Claire Conway, Catholic '18, was featured on Forbes Next 1000, designed to feature the "Upstart Entrepreneurs Redefining the American Dream." Claire is the chief operating officer of RINGLET, a full-service marketing, design and brand management agency that works with small women-led businesses. Conway became co-owner of the business in 2018. The company has around 15 to 20 clients per quarter and revenue for 2020 totaled $250,000. Read Claire's profile.
We reached out to Claire to hear about her experiences in the business world, and to see how her time at the Busch School and Catholic University helped prepare her for her career as an entrepreneur:
Can you tell us about the work you do at RINGLET?
"I'm the COO and Co-Owner of RINGLET. Currently, according to American Express, only 5% of women-owned businesses are making over $100,000 and only 2% are making over $1 million. Driven by data and inspired by the impact women make when they believe in themselves and have the support they need, I joined RINGLET in 2018 to improve those numbers. I specialize in small business development and scaling revenue through marketing, creating processes that have increased sales by 275%, pricing models that increased revenue for clients by 150%, and marketing strategies that create roadmaps and metrics for success. I was recently featured in Forbes as a Forbes Next 1000, The Upstart of Entrepreneurs Redefining the American Dream.
I work in four main areas; operations and strategy for RINGLET, developing strategy for scaling small businesses with the goal of hitting their first 6-figure revenue year, coaching and strategy for small businesses making over $250k who have the goal of making over $1mil in revenue, and managing the marketing strategy and development for businesses making up to $10mil in annual revenue."
How did you get interested in this type of work?
"I first became interested in this work when I watched my hometown, Phoenixville PA, develop and grow its small businesses on the main street. Through high school, I worked at some of those small businesses and started my own. Having watched my town transform when it started supporting small businesses over big chains, I became passionate about them. In college, I started learning how to support startups and small businesses and help them grow through improved business strategy, marketing, pricing models, and financial planning."
How has your career evolved since you were first hired to work with Elise Crawford, founder of RINGLET?
"My career has evolved QUICKLY since I was first hired in 2018. This is something that Professor Bob Keith prepared me for in my senior year at Catholic University when I decided I wanted my first job to be with a start-up.

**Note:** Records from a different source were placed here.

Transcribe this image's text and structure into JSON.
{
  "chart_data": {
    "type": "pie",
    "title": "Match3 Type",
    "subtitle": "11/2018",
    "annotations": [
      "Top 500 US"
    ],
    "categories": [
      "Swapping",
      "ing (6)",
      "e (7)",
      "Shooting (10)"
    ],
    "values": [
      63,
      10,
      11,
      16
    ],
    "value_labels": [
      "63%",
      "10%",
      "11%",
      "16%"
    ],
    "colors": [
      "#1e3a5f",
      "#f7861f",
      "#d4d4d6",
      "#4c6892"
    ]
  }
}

I started as a contractor with around 5 hours per week, within a year I was full-time with percentage ownership in the company. 3 years later, I am the COO and Co-Owner of RINGLET which is now investor-backed. My best advice for people looking to work in start-ups is to stay agile, learn new skills weekly, and be clear about your dedication to the mission and how you want to be a part of achieving it.
What new projects is RINGLET working on?
"RINGLET recently launched RINGLET Resources and Coaching where Elise and I work one-on-one with entrepreneurs and business leaders to help them create strategic growth plans and walk alongside them as they build their business for success."

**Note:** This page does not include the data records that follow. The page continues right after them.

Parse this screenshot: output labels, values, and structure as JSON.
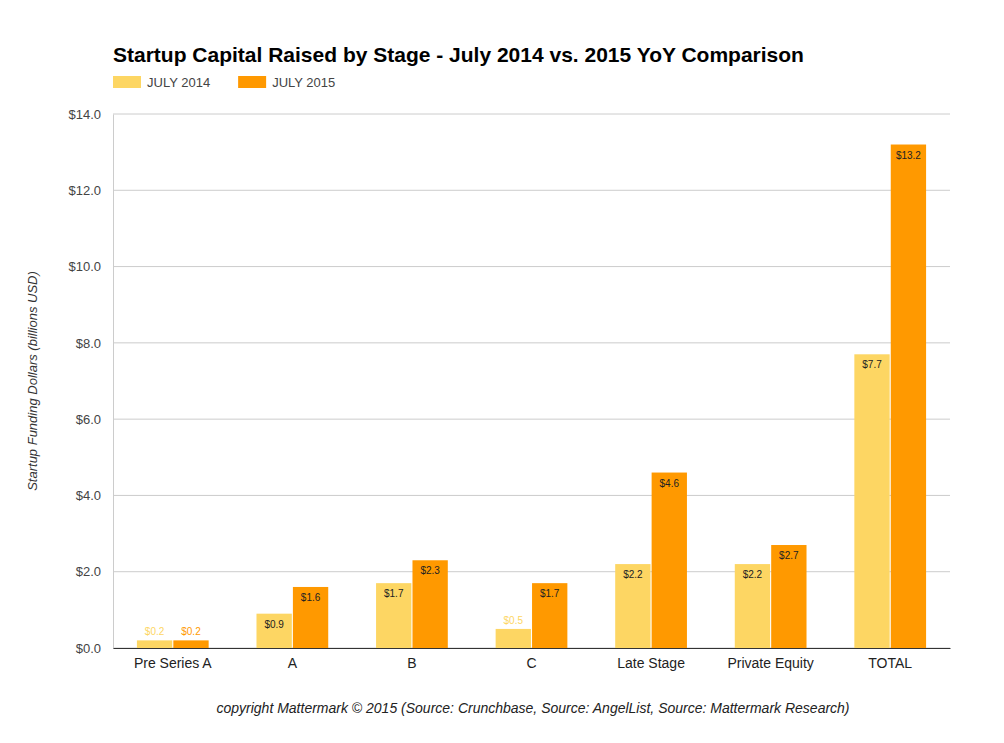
{
  "chart_data": {
    "type": "bar",
    "title": "Startup Capital Raised by Stage - July 2014 vs. 2015 YoY Comparison",
    "y_label": "Startup Funding Dollars (billions USD)",
    "caption": "copyright Mattermark © 2015 (Source: Crunchbase, Source: AngelList, Source: Mattermark Research)",
    "categories": [
      "Pre Series A",
      "A",
      "B",
      "C",
      "Late Stage",
      "Private Equity",
      "TOTAL"
    ],
    "series": [
      {
        "name": "JULY 2014",
        "color": "#fdd663",
        "values": [
          0.2,
          0.9,
          1.7,
          0.5,
          2.2,
          2.2,
          7.7
        ],
        "value_labels": [
          "$0.2",
          "$0.9",
          "$1.7",
          "$0.5",
          "$2.2",
          "$2.2",
          "$7.7"
        ]
      },
      {
        "name": "JULY 2015",
        "color": "#ff9900",
        "values": [
          0.2,
          1.6,
          2.3,
          1.7,
          4.6,
          2.7,
          13.2
        ],
        "value_labels": [
          "$0.2",
          "$1.6",
          "$2.3",
          "$1.7",
          "$4.6",
          "$2.7",
          "$13.2"
        ]
      }
    ],
    "ylim": [
      0,
      14
    ],
    "yticks": [
      {
        "value": 0,
        "label": "$0.0"
      },
      {
        "value": 2,
        "label": "$2.0"
      },
      {
        "value": 4,
        "label": "$4.0"
      },
      {
        "value": 6,
        "label": "$6.0"
      },
      {
        "value": 8,
        "label": "$8.0"
      },
      {
        "value": 10,
        "label": "$10.0"
      },
      {
        "value": 12,
        "label": "$12.0"
      },
      {
        "value": 14,
        "label": "$14.0"
      }
    ],
    "grid": true,
    "legend": "top-left",
    "data_labels": true
  }
}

How did the Busch School and Catholic University help prepare you for your career?
"During my time at the Busch School, I was given the opportunity to work in the Small Business Growth Lab with Professor Bob Keith through the Ciocca Center for Principled Entrepreneurship. This experience is how I learned the skills I needed for my career. I also had opportunities to work within the business school that taught me to work hard, carve out spaces for myself, and push for what I needed. In the classroom, I was able to connect with my classmates and professors because of the small class sizes, which allowed me to make meaningful connections that have scaled my career."

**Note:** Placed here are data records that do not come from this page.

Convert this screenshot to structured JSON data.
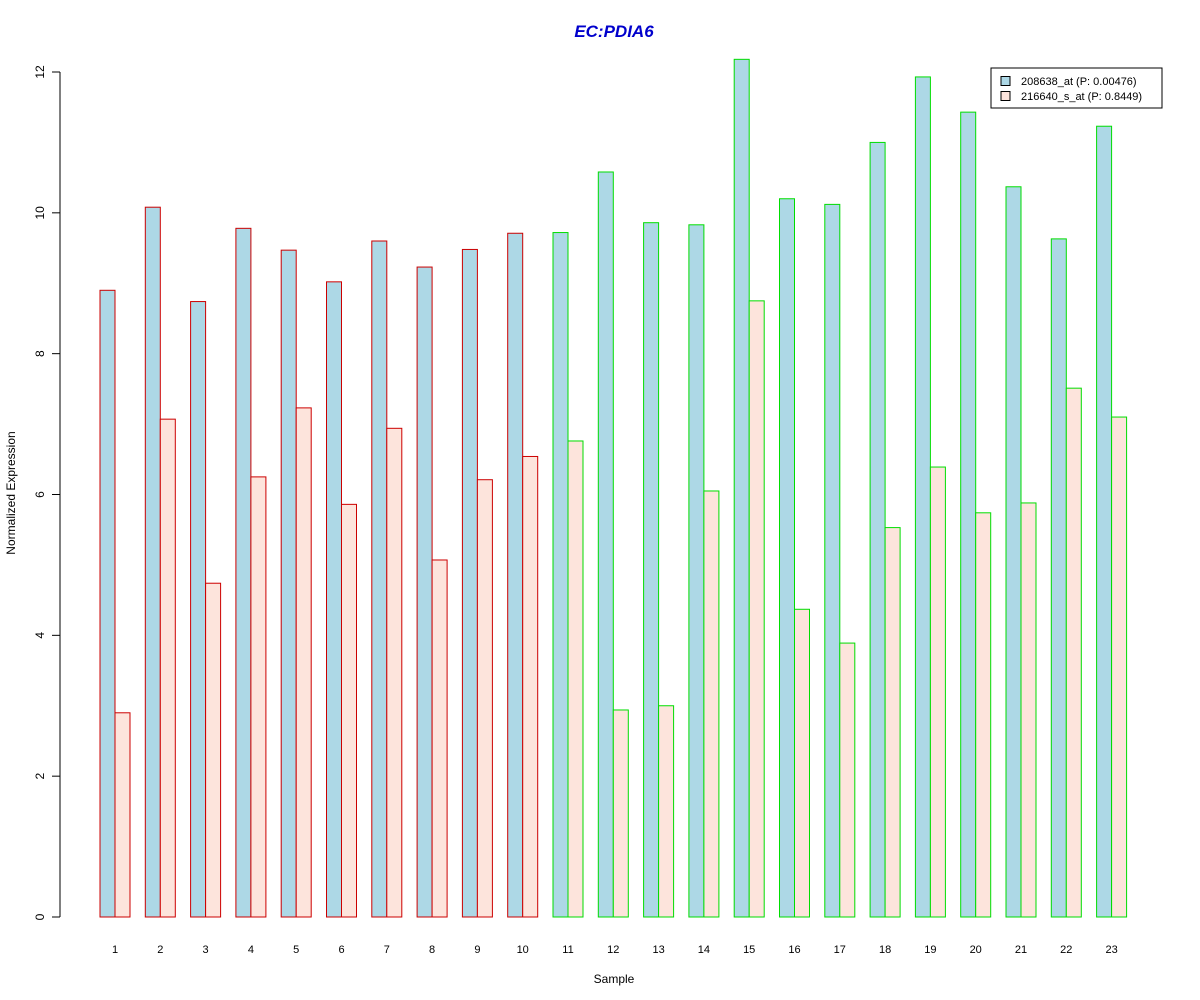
{
  "chart_data": {
    "type": "bar",
    "title": "EC:PDIA6",
    "xlabel": "Sample",
    "ylabel": "Normalized Expression",
    "ylim": [
      0,
      12
    ],
    "yticks": [
      0,
      2,
      4,
      6,
      8,
      10,
      12
    ],
    "categories": [
      "1",
      "2",
      "3",
      "4",
      "5",
      "6",
      "7",
      "8",
      "9",
      "10",
      "11",
      "12",
      "13",
      "14",
      "15",
      "16",
      "17",
      "18",
      "19",
      "20",
      "21",
      "22",
      "23"
    ],
    "series": [
      {
        "name": "208638_at (P: 0.00476)",
        "fill": "#add8e6",
        "values": [
          8.9,
          10.08,
          8.74,
          9.78,
          9.47,
          9.02,
          9.6,
          9.23,
          9.48,
          9.71,
          9.72,
          10.58,
          9.86,
          9.83,
          12.18,
          10.2,
          10.12,
          11.0,
          11.93,
          11.43,
          10.37,
          9.63,
          11.23
        ]
      },
      {
        "name": "216640_s_at (P: 0.8449)",
        "fill": "#fde4dc",
        "values": [
          2.9,
          7.07,
          4.74,
          6.25,
          7.23,
          5.86,
          6.94,
          5.07,
          6.21,
          6.54,
          6.76,
          2.94,
          3.0,
          6.05,
          8.75,
          4.37,
          3.89,
          5.53,
          6.39,
          5.74,
          5.88,
          7.51,
          7.1
        ]
      }
    ],
    "groups": [
      {
        "samples": [
          1,
          2,
          3,
          4,
          5,
          6,
          7,
          8,
          9,
          10
        ],
        "border_color": "#cc0000"
      },
      {
        "samples": [
          11,
          12,
          13,
          14,
          15,
          16,
          17,
          18,
          19,
          20,
          21,
          22,
          23
        ],
        "border_color": "#00dd00"
      }
    ],
    "title_color": "#0000cc",
    "legend_position": "top-right",
    "grid": false
  }
}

What advice do you have for women in business?
"My advice for women in business would be to not change yourself to fit in an industry that you don't feel was built for you. Instead use your intelligence, experience, and skills to transform the industry to better serve you, its customers, and all the people that will come after you. Make room for others, and when you have successes make sure you look around and see who else you can bring up with you.
My second piece of advice is to talk about money, start financial planning now, and ask questions.
My last piece of advice is to not allow your successes to be gendered, don't stand for the "girlboss" mentality, it’s belittling and shallow and doesn’t treat women with the equality and equity they rightly deserve. Allow for your successes to be viewed equally to those of your male and female counterparts. You are capable of extraordinary things. In order to achieve them, you need a community and you need to be a community for others."